Enviada em 29/09/2019

Na série “You” da plataforma de streaming NETFLIX, o personagem Joe, um psicopata que não mede esforços para conseguir o que quer, utiliza a internet para descobrir tudo sobre a vida de Beck. Analogamente, apesar da facilidade que os meios de informação geram ao indivíduo, nem sempre essa relação produz efeito benéfico. Como exemplo, destaca-se a cibercondria, que é a ansiedade causada por buscar on-line o diagnóstico do que afeta à saúde, como doenças. Como consequências negativas, têm-se a automedicação, agravamento do estado do indivíduo, erros no tratamento, entre outros efeitos.

Em primeiro plano, um aspecto a ser considerado é que, se por um lado essa busca na internet sobre informações ligadas à saúde podem trazer vantagens, como um paciente que preocupado com seu estado busca ajuda médica previamente, por outro, comumente não acontece dessa forma. Com frequência, a ansiedade que leva o indivíduo à pesquisa, se agrava com informações imprecisas, errôneas e aumento da angústia pessoal ao se deparar com mais de um tipo de doença referente ao mesmo sintoma apresentado.

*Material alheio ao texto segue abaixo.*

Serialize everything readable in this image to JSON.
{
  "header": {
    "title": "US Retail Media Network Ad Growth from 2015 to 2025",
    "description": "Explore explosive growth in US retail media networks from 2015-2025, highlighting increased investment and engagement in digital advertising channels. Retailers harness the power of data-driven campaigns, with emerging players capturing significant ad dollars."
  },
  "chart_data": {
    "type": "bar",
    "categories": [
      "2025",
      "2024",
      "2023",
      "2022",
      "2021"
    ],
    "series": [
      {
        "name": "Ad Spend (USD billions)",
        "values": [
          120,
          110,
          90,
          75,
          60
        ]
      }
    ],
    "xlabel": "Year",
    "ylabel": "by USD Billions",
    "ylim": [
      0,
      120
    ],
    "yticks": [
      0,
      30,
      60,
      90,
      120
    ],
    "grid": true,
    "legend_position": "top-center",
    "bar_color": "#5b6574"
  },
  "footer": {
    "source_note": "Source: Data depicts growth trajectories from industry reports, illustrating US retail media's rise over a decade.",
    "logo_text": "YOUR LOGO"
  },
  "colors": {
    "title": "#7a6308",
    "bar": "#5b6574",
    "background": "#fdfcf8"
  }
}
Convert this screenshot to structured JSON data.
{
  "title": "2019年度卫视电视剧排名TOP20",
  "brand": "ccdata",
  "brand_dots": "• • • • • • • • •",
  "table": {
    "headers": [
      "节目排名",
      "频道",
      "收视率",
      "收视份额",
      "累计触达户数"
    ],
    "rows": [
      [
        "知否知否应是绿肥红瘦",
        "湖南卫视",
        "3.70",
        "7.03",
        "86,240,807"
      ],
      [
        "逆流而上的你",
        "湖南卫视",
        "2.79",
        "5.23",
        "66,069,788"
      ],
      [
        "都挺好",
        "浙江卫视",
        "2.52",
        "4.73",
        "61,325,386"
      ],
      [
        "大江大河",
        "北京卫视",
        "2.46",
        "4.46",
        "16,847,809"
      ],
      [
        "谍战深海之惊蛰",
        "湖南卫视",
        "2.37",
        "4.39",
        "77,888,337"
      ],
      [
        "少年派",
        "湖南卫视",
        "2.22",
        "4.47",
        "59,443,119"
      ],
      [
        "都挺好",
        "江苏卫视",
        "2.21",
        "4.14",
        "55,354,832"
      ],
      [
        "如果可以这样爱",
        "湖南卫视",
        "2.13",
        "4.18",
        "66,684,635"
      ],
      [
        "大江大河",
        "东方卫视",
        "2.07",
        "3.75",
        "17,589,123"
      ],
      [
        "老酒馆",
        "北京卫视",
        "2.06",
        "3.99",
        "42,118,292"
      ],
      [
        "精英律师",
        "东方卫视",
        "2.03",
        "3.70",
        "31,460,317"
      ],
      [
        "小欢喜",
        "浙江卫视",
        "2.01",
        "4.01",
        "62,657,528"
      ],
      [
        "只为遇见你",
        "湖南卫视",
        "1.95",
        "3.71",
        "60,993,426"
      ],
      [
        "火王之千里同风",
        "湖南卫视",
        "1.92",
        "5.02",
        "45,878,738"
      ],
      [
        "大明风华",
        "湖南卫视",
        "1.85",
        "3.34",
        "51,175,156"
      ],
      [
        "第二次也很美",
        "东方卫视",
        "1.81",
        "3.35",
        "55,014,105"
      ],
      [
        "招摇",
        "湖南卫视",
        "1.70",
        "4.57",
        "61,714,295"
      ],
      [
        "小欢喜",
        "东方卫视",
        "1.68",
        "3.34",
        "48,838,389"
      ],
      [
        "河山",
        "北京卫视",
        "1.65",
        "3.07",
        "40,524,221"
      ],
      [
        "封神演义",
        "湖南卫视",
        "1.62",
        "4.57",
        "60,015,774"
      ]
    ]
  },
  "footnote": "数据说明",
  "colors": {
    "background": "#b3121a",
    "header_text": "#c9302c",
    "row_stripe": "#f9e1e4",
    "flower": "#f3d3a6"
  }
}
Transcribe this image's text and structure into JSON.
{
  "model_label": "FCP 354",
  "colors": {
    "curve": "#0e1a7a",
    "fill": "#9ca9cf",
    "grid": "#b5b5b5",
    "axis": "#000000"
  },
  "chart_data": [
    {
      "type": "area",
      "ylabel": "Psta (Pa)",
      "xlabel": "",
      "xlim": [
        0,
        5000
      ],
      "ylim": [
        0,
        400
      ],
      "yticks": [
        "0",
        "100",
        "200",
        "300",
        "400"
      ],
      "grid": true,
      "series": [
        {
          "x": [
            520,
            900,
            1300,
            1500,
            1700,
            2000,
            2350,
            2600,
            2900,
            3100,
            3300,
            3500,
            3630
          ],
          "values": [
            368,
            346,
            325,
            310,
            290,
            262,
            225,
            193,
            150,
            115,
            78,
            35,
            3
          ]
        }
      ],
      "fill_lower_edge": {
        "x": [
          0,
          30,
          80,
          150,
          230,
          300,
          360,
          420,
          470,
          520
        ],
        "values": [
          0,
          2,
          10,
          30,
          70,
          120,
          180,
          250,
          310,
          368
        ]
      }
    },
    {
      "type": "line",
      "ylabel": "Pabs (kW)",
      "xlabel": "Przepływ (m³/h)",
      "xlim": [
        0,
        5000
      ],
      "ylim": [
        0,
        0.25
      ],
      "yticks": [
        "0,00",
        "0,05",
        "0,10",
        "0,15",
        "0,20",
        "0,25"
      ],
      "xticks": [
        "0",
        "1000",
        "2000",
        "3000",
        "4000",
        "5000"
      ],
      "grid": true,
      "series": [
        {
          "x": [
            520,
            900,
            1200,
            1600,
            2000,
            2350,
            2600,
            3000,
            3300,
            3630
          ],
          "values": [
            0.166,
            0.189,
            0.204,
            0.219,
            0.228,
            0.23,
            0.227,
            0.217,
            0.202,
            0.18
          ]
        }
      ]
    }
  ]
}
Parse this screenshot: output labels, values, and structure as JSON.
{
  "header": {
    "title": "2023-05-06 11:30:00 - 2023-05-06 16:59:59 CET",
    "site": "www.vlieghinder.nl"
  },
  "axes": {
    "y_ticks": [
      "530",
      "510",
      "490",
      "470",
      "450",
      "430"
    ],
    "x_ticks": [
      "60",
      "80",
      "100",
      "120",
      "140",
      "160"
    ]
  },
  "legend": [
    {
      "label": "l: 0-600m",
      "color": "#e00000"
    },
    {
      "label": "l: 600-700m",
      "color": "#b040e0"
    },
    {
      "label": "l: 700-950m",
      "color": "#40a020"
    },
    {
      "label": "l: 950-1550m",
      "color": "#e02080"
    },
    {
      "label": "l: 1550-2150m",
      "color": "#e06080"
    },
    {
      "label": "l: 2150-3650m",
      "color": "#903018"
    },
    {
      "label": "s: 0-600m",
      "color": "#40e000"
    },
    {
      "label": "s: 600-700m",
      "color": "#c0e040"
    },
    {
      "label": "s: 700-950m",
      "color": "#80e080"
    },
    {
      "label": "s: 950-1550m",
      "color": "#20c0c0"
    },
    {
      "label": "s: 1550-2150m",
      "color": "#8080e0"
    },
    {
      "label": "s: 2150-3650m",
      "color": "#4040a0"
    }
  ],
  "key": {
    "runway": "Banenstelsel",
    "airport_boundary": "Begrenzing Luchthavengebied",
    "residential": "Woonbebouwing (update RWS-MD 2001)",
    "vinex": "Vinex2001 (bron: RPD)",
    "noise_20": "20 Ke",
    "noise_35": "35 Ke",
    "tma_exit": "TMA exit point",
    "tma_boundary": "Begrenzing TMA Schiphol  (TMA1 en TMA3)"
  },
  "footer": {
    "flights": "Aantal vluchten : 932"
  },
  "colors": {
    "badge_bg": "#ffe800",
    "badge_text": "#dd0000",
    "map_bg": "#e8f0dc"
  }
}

Além disso, ao buscar resolver esse impasse, se automedicam, podendo levar ao aparecimento de novas doenças ou agravamento do quadro anterior. De acordo com pesquisa realizada pelo ICTQ (Instituto de pós-graduação para profissionais do mercado farmacêutico), 79% dos brasileiros acima de 16 anos se automedicam e esses dados são alarmantes. Nesse contexto, vale ressaltar que de acordo com a Constituição Federal, a saúde é direito de todos e dever do Estado, porém, essa realidade se distancia quando um paciente precisa esperar um longo período na fila do SUS para ser atendido e por vezes, sem o devido suporte, agravando a cibercondria.

Infere-se portanto, que medidas sejam tomadas para combater a propagação dessa realidade prejudicial. Assim, o Governo Federal juntamente com o Conselho Regional de Farmácia devem restringir a venda de medicamentos sem receita, por meio de capacitação dos profissionais que trabalham em farmácias, a fim de diminuir a automedicação. Ademais, o Ministério da Saúde deve direcionar verbas e fiscalizar o funcionamento e manutenção do SUS, com o propósito de gerar confiabilidade no cidadão e evitar o autodiagnóstico. Assim,o bem estar social será garantido a todos.